The CNE was officially opened, after a concert by the United States Navy Band, by Prime Minister William Lyon Mackenzie King on August 22. King emphasized that Canada’s postwar stability was linked to the recovery of Great Britain’s economy, which saw a series of austerity measures introduced the following week. As recounted that evening in the Telegram, King noted that “the Exhibition affords a vivid illustration of our Canadian way of life. More may be seen here in a day than might be learned from books in a month.” Over 103,000 people passed through the gates that day, the first a pair of children from Springhurst—the first adult, according to the Telegram—”was an annoyed CNE worker who had forgotten his pass.”

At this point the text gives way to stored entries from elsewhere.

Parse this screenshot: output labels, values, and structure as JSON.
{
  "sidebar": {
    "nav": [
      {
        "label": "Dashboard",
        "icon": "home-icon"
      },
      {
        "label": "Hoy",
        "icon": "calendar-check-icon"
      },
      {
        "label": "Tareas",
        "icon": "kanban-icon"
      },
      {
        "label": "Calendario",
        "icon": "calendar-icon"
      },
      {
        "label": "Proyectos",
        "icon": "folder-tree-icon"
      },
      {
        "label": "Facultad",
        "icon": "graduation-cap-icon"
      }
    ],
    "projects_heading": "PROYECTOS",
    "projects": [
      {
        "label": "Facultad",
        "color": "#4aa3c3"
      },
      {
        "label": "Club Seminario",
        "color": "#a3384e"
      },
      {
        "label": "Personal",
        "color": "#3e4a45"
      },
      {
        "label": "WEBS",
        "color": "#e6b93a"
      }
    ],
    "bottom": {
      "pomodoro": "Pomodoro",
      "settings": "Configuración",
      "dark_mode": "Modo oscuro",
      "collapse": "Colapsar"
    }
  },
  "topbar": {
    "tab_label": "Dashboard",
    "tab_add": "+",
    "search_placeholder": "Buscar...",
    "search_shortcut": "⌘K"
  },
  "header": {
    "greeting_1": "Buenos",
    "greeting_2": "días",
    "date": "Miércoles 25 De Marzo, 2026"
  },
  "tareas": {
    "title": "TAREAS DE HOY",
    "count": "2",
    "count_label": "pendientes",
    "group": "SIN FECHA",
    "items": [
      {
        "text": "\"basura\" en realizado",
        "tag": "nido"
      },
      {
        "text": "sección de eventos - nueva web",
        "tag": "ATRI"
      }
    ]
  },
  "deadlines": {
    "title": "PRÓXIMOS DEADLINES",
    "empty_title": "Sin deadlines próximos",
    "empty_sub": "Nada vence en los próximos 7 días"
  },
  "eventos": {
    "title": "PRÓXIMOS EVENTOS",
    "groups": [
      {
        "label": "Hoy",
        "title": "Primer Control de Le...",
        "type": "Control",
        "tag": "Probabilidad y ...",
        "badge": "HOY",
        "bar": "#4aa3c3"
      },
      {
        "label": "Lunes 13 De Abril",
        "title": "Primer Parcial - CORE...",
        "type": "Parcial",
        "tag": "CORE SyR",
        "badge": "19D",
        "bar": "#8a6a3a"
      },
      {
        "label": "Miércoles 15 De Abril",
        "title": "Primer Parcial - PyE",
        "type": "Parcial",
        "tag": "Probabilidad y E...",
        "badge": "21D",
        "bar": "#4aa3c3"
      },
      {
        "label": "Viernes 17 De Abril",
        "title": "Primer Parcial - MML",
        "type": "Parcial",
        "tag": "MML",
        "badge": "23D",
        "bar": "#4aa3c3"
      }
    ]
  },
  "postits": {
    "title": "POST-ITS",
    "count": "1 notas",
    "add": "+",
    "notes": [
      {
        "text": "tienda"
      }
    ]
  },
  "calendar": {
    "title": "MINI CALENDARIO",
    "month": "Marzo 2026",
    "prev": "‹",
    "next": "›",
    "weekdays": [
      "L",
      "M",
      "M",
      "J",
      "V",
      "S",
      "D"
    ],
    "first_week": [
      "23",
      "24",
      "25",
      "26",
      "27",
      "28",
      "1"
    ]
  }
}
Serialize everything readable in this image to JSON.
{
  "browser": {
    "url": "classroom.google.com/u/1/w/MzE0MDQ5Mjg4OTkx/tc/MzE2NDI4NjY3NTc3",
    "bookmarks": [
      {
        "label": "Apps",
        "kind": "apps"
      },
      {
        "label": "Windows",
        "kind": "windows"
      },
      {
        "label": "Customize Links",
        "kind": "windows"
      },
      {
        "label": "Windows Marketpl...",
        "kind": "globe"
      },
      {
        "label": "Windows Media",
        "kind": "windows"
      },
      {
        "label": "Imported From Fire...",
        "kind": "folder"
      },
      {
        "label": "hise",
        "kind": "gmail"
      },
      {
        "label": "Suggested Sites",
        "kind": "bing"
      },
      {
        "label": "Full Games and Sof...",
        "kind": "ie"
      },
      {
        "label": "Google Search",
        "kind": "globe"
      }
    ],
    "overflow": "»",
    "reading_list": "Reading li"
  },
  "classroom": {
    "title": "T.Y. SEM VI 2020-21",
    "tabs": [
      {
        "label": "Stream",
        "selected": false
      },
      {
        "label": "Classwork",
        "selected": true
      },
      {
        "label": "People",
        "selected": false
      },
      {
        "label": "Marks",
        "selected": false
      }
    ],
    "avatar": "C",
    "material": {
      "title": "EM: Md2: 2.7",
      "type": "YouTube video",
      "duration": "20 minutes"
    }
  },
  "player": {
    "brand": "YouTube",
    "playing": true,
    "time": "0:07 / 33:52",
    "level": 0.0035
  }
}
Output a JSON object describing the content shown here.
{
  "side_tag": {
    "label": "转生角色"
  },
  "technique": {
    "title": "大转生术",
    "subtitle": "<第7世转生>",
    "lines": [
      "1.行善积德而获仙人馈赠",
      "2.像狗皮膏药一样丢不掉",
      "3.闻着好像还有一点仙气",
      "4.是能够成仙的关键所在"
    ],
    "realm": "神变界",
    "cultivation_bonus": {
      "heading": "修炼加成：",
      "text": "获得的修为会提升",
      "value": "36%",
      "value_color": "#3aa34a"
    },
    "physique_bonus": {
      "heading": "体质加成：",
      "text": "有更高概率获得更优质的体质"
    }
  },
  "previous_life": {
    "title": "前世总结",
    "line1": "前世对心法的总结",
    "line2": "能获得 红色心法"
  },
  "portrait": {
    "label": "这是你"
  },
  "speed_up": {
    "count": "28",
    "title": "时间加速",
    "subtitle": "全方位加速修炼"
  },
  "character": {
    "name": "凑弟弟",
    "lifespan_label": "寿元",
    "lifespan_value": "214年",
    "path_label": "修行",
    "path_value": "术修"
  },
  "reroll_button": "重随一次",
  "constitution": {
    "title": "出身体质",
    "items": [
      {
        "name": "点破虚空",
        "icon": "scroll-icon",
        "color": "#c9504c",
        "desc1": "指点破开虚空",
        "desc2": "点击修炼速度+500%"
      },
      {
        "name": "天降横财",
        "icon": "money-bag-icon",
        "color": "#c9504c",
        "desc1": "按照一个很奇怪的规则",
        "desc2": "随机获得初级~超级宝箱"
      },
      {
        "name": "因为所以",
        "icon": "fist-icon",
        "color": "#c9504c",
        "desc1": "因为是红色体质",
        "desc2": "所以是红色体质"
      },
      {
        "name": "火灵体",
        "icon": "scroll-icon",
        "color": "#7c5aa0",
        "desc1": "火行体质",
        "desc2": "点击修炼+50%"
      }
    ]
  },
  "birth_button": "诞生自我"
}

The next day saw 273,000 visitors, many on hand for “Warrior’s Day,” a salute to veterans.
The Globe and Mail pondered what would bring people to the fair in an editorial on opening day eve:
What actually drives the people to the Exhibition? Undoubtedly the advance notices on such things as rides, sideshows, marathon swims, speedboat races, baby contests, fireworks displays and so on are the primary eye-catchers. But we will wager that more people will want to see the new automobile with three front headlights than will rush over to the sword swallower’s tent. More will want to see in action the television set they would like for their own living room than the careening speedboat which they never will be able to afford.
One lasting memento of this edition was a short produced by the National Film Board, Johnny at the Fair. The film follows the adventures of “Johnny,” a four-year-old who wanders away from his parents and explores the grounds, meeting all of the celebrities on hand that year. Among those he encounters: Prime Minister King, boxing great Joe Louis, skater Barbara Ann Scott, and comedians Olsen and Johnson (best known for their anarchic revue Hellzapoppin’). “Johnny” was chosen from hundreds of children who auditioned. In a Globe and Mail interview, his mother believed that he won “because he was born with a pleasing personality…or maybe it’s because his father is a kibitzer—a prankster, I mean.”
Johnny at the Fair gained new life in the 1990s, when it was lovingly mocked by the crew of Mystery Science Theatre 3000. As for “Johnny,” he fared well in adulthood, growing up to be artist Charles Pachter. The film is being shown at this year’s CNE, along with a documentary reuniting Pachter and director Jack Olsen.